Par exemple, Beethoven écrivait pour un piano forte une
structure qu'est la partition. Si l'instrument évolue,
on réutilise la même structure, cette partition,
et il en reste toujours quelque chose. Pour Dans la distance,
j'ai travaillé avec un système de grains échantillonnés
mais imaginez que dans 10 ou 20 ans tout ceci soit bouleversé
pour une raison ou pour une autre, qu'on ait de meilleures sonorités
cette structure là est réutilisable comme l'est
une écriture.
Voulez vous dire que vous n'êtes pas attaché
au timbre ?
Si, dans ce cas là le timbre est essentiel. Vous n'obtenez
pas le même résultat si vous empilez des sonorités
de violoncelle, de flûte ou même des voix que j'utilise
à un moment donné. Ceci fait partie de la structure,
mais c'est un peu comme une partition d'orchestre : quand Mozart
écrit « flûte », il est attaché
à la sonorité, n'empêche que les flûtes
ne sont pas forcement les mêmes, les manières de
jouer non plus. Lui ne fixe pas telle ou telle sonorité
de la flûte, il fixe une structure nommée «
instrument flûte ». Dans les grains, vous fixez certains
grains de violoncelle, flûte, etc. Pour réaliser
ces grains vous utilisez un répertoire que vous entrez
dans la machine. Mais on pourrait changer, non pas le violoncelle
pour une flûte, mais imaginez qu'au lieu d'échantillonner
à 48 000 par seconde, dans dix ans on échantillonne
cela à dix fois plus, vous reprenez votre même structure
avec des sonorités du même type mais qui seraient
échantillonnées autrement. Donc, ce n'est pas l'indifférence
totale, c'est qu'au lieu de prendre un son qui est complètement
arrêté puisqu'il est figé une fois pour toutes,
vous l'indexez par un nom générique, comme on met
« flûte » et vous ne précisez pas si
votre flûte est en plastique ou autre, vous ne vous préoccupez
pas de ces questions-là.
Donc vous avez une écriture au sens musical du terme. Ce
n'est pas la même car elle ne se fait pas en notes, mais
c'est une écriture. Les deux gros intérêts
pour moi, c'est que vous travaillez sur l'écriture donc
vous êtes à distance. Évidemment vous êtes
dans un studio donc vous entendez tout de suite le résultat,
là n'est pas la question mais en entendant un son, on ne
pense pas à le figer parce qu'il est satisfaisant (c'est
un peu l'expérience que j'ai eue avec Mosaïc qui pour
cela était très dure), mais au contraire on se demande
comment on peut changer la structure, par exemple si je change
ma densité de grain, qu'est-ce que ça donne. Donc,
premièrement, vous êtes plus dans la logique de ce
que, pour moi, composer veut dire. Deuxièmement, votre
résultat reste ouvert à des réalisations
différentes dans le futur, comme une partition.

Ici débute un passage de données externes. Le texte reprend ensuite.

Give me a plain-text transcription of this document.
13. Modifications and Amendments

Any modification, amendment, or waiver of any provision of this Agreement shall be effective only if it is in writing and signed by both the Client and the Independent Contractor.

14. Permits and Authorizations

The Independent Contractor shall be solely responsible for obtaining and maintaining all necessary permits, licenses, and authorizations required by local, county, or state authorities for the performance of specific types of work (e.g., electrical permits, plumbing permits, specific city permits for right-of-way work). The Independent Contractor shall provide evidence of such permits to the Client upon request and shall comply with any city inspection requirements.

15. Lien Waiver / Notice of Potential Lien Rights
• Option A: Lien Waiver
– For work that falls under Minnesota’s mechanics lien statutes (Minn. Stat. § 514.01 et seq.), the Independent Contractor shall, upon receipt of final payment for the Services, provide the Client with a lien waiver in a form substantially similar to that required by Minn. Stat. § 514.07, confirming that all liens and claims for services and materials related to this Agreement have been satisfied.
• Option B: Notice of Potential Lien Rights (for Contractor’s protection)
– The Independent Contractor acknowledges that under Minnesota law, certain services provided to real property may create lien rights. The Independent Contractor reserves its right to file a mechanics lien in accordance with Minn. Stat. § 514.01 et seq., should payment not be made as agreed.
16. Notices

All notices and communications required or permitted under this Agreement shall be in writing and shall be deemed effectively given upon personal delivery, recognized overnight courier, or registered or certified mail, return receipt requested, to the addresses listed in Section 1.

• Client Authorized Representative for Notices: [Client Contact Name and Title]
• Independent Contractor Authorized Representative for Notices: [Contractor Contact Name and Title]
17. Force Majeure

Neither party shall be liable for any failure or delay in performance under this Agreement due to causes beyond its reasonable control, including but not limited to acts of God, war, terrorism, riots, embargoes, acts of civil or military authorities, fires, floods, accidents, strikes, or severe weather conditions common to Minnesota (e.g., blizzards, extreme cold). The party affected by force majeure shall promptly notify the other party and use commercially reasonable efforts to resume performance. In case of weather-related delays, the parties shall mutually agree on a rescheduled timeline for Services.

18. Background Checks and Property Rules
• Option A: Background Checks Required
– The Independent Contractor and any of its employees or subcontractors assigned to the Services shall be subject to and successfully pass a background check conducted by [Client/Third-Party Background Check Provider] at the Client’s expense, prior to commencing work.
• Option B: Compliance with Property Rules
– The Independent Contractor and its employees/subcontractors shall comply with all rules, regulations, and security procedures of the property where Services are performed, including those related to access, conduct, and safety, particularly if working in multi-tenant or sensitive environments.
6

Quelle utilisation effective avez-vous finalement fait de
Mosaïc ?
A cette époque là, écrire pour Mosaïc,
ce n'était pas possible puisqu'on n'avait pas le temps
réel. J'ai quand même utilisé ce logiciel
pour certaines sonorités, pour les grains, pour les sons
de clavecin. C'était plus intéressant pour moi d'avoir
un son de clavecin généré par synthèse
physique que d'avoir un clavecin échantillonné.
Pour ce clavecin, ce son de corde pincée, j'ai pris Mosaïc
car je le connaissais bien, et parce que cela permettait tout
de suite d'obtenir un type de grain plus intéressant que
par les prises de son habituelles. Il s'agit là d'un usage
un peu « bas de gamme » du logiciel dans le sens ou
il fournit des échantillons de seulement 1 seconde. Les
sonorités de percussions que j'ai utilisées sont
aussi des grains obtenus par MosaÏc. Mais, sur une quantité
de 48 grains environ que je pouvais utiliser, je n'en ai réalisé
que 5 ou 8 de cette manière, le reste étant des
sons échantillonnés.
Ceci est donc un premier usage que j'ai fait de Mosaïc. Sinon,
sans temps réel je ne voyais pas très bien ce que
je pouvais faire. Néanmoins, je l'ai utilisé, pour
des raisons hétérogènes, d'une part parce
que cela m'arrangeait d'avoir des sonorités plus continues,
pour des raisons intrinsèques à la composition,
et aussi pour des raisons d'attachement à Mosaïc :
après tout le travail que j'avais fait dessus, je voulais
voir, au maximum, tout ce que je pouvais en tirer. Je me suis
un peu forcé, on va dire, à faire des sons «
Mosaïc » un peu plus larges et non simplement des échantillons.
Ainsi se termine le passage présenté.